Roland les dirigeait patiemment et systématiquement dans la direction qu’il voulait.

– « Le but de cette expérience était de vous montrer que la curiosité et la réflexion sont les forces motrices du progrès humain. Il existe de nombreuses forces potentielles similaires dans la nature, qui n’attendent que nous pour les découvrir et en faire usage. »

 

Malgré ces explications, Carter conservait son air dubitatif. Nana était le genre de personne dont on ne sait jamais si elle dort ou si elle est éveillée. Elle regardait en direction de Roland, les yeux dans le vague. Seule Anna gardait la tête baissée, comme si elle réfléchissait.

Roland soupira : en effet, s’il anticipait trop loin son enseignement, eu égard à ce qu’ils étaient en mesure de comprendre, il ne serait pas en mesure de les éclairer. Cela ne pourrait que les laisser perplexes. Leur niveau d’instruction semblait indiquer qu’ils ne pourraient pas comprendre la force puissante de la nature, à moins d’en être directement témoins. Ensuite seulement, ils comprendraient à quel point les forces cachées de la nature dans le monde entier pouvaient être incroyables.

 

A cet instant, la bouilloire suspendue dans la cheminée émit un bruit de cliquetis : c’était la vapeur qui soulevait le couvercle.
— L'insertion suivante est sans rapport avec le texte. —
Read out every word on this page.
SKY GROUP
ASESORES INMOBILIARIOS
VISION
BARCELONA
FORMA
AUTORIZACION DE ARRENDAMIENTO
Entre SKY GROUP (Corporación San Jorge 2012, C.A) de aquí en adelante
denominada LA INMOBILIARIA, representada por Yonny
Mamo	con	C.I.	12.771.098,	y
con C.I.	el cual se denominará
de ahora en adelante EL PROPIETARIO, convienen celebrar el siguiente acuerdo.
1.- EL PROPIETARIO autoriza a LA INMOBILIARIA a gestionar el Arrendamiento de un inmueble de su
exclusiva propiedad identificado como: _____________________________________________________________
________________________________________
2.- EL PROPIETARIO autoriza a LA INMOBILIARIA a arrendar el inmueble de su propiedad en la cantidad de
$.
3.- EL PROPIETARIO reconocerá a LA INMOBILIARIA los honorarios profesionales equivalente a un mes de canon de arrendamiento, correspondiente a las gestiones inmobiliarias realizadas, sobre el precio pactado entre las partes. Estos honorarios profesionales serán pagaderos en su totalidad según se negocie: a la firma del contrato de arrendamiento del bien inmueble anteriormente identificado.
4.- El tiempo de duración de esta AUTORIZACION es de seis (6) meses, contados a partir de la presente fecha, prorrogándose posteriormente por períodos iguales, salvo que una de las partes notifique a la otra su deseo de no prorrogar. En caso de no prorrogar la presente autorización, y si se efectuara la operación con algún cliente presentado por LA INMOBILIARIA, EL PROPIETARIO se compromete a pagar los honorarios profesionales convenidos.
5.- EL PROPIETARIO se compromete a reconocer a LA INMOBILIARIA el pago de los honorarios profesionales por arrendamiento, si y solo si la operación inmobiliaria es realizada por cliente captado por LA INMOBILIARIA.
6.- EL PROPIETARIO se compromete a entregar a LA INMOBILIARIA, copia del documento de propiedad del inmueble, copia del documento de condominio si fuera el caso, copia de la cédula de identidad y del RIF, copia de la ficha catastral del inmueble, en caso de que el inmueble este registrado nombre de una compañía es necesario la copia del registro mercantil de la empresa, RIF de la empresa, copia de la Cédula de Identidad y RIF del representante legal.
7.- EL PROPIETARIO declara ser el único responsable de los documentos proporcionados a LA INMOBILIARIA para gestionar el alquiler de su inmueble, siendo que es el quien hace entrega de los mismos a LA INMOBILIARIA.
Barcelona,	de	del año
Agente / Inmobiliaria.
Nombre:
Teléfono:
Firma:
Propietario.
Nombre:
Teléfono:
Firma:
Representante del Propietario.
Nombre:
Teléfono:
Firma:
– « Ah ! Voilà l’eau qui bout! »

Carter s’approcha pour retirer la bouilloire du feu à l’aide d’une petite fourche. Le bruit s’arrêta aussitôt. Il prit un morceau de tissu avec lequel il enveloppa la poignée, puis versa l’eau dans les tasses.

 

Par exemple, lorsque Roland tendait la main pour saisir sa tasse, il pouvait en ressentir la température. Le principe de l’eau bouillante était aussi ancien que la découverte du feu. Des centaines de milliers de gens l’utilisaient, mais il ne venait à l’idée de personne que la vapeur d’eau, qui s’élevait en ondulant, renfermait aussi une formidable quantité d’énergie.

Dans quelques centaines d’années, cela deviendrait la force motrice du développement de l’humanité, et dans un très court laps de temps déjà, cette énergie changerait l’histoire de l’humanité.

 

Bien que le principe soit simple, le problème ne résidait pas dans les limites technologiques. C’était plutôt que la première options pour la plupart des gens était de cultiver. Mais Roland se sentait différent d’eux.

Ce monde incluait aussi des sorcières. Utiliser la magie pour gagner une bataille n’était que la voie des barbares. Avec la magie, il pourrait remplacer certaines des technologies clés pour accélérer le processus du développement humain. C’était de cette façon qu’il fallait l’utiliser.

 

Ils discutèrent ainsi jusqu’au coucher du soleil, puis, après qu’ils eurent dîné tous ensemble, Roland se retira dans sa chambre.

Il n’y avait pas à proprement parler de vie nocturne à cette époque, les gens n’en parlaient même pas, et tous se couchaient tôt. Il avait bien envisagé la possibilité d’user de  son droit princier pour  engager une jeune femme pour se divertir, mais sa sensibilité l’en empêchait.

 

Tandis que le prince allumait la bougie dans sa chambre, il entendit quelqu’un applaudir derrière lui, puis une voix lui dit :

 

– « C’était une conférence spectaculaire, je ne savais pas que son Altesse royale, le 4ème prince, était en fait un homme savant. »

 

C’était une voix de femme inconnue. Immédiatement, Roland eut des sueurs froides.

Dieu seul savait comment une étrangère avait pu pénétrer dans sa chambre à son insu. Si ce n’était un assassin, qui pouvait-elle être ? Il courut vers la porte, mais avant qu’il n’ait eu le temps de mettre la main sur la poignée, le prince sentit un bref courant d’air froid siffler près de son oreille. Un poignard d’argent vint se ficher dans le bois de la porte, à un doigt seulement de sa joue.